Jordan and Rakestraw gave Kelly and David Rumbarger, president of the Community Development Foundation (CDF), the lion’s share of the credit for recruiting Toyota. It was known that Toyota was looking to establish an additional manufacturing site in the southern US, and competition in recruiting Toyota was extremely stiff among several potential sites in the region.

The dramatic announcement early in 2007 that Toyota was going to build its new plant in Union County was memorable. The rafters rang in the auditorium at the Tupelo high school when Governor Haley Barber, Toyota officials and other Mississippi dignitaries made the good news known.
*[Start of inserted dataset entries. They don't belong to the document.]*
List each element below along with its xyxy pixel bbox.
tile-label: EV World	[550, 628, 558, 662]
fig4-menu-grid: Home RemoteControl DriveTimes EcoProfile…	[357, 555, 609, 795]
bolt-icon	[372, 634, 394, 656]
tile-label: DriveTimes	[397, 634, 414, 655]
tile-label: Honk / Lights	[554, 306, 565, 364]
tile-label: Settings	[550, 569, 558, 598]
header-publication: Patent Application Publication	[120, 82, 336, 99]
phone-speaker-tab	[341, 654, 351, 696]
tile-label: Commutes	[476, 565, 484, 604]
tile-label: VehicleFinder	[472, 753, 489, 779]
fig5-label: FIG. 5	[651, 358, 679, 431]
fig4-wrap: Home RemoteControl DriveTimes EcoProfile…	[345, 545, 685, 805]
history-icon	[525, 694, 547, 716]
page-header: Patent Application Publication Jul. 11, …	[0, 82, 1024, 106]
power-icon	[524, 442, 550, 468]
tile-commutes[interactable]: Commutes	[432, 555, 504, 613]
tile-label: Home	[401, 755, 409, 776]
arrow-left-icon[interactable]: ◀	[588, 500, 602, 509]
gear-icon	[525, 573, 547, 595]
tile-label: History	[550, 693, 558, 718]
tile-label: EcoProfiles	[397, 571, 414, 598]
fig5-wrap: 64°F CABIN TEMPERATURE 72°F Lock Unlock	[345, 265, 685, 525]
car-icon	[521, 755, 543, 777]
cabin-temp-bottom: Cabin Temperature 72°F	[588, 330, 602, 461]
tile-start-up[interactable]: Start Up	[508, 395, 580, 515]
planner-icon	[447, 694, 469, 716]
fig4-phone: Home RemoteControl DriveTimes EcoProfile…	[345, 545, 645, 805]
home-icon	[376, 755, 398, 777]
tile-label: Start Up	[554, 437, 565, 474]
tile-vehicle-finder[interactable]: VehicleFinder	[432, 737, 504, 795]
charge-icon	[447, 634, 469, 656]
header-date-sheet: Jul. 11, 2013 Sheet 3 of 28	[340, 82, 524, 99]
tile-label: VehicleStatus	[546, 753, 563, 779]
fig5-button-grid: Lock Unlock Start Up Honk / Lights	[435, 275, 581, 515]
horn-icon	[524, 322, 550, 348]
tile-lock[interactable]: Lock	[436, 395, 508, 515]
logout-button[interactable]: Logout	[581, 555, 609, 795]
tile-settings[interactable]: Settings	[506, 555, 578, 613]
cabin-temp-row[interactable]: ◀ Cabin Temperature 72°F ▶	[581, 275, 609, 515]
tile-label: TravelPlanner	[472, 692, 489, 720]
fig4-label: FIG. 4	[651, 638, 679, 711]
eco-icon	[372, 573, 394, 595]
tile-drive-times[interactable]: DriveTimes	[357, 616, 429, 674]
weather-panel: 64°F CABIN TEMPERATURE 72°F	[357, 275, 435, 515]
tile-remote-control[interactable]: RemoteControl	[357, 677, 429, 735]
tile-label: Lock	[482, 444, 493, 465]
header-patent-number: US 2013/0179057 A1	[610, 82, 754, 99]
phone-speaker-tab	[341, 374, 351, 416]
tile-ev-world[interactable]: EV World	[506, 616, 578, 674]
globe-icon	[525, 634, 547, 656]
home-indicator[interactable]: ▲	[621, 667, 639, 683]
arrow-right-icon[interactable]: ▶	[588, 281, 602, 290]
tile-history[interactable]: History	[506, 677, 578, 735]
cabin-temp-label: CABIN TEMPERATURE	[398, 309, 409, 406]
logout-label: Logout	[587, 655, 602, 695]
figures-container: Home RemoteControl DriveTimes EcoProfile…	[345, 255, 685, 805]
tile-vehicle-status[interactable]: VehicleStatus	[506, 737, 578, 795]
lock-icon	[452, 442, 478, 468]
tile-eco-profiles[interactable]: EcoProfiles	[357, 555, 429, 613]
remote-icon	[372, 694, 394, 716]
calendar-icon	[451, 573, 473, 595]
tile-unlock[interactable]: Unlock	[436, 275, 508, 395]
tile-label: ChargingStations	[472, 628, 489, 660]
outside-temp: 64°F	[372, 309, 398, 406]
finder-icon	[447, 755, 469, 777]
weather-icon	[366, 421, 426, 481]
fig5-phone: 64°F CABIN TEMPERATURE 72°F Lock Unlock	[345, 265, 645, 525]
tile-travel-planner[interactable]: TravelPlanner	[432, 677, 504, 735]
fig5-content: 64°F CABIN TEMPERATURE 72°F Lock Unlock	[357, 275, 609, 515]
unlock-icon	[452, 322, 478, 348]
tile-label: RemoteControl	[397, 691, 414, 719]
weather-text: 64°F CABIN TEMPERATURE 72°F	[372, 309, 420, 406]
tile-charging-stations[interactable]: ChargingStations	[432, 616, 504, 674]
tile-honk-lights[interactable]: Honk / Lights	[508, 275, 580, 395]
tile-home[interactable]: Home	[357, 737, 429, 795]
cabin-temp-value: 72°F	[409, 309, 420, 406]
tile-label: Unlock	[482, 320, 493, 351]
Land prices near the announced plant site shot up dramatically.

Toyota Motor Manufacturing, Mississippi

Toyota Motor Manufacturing, Mississippi

Then the United States and world economies dived into a dramatic recession late in 2008, and Toyota Corporation announced from Tokyo that opening the new plant here had been indefinitely postponed. Toyota assured PUL Alliance and Mississippi officials that it intended to keep its promise and open the new plant at some future time. However, Jordan and Rakestraw agreed it created considerable anxieties for them, and everyone involved.

“We were sweating it a little there for a while,” said Jordan.  Both Jordan and Rakestraw are well-known in the area for their unique grins. Those grins may have been slightly strained from time to time while the Toyota opening was on hold.

But Toyota did make good its promise. The plant did open near Blue Springs in eastern Union County, and the grins returned for the Union County Supervisors and thousands of others in north Mississippi.

The plant is turning out Toyota Corollas by the thousands.

And now for the future

Jordan and Rakestraw both own farming operations in Union County and say they’ll spend time with that work. Both veteran supervisors agree they are comfortable with their decisions to retire. Both of them are old enough to remember when mules and horses did the farm work now done by internal combustion engines.

Farmers in those earlier times used to refer to strong, dependable draft animals as “hitting the collar pretty good,” meaning the equines were doing a good job of pushing against the large leather collar that distributed the load around the necks and shoulders of the horses and mules.

Danny Jordan and Benny Rakestraw have been “hitting the collar pretty good” for a long time for Union County. Retirement or not, neither of them is likely to totally stop pulling a good load.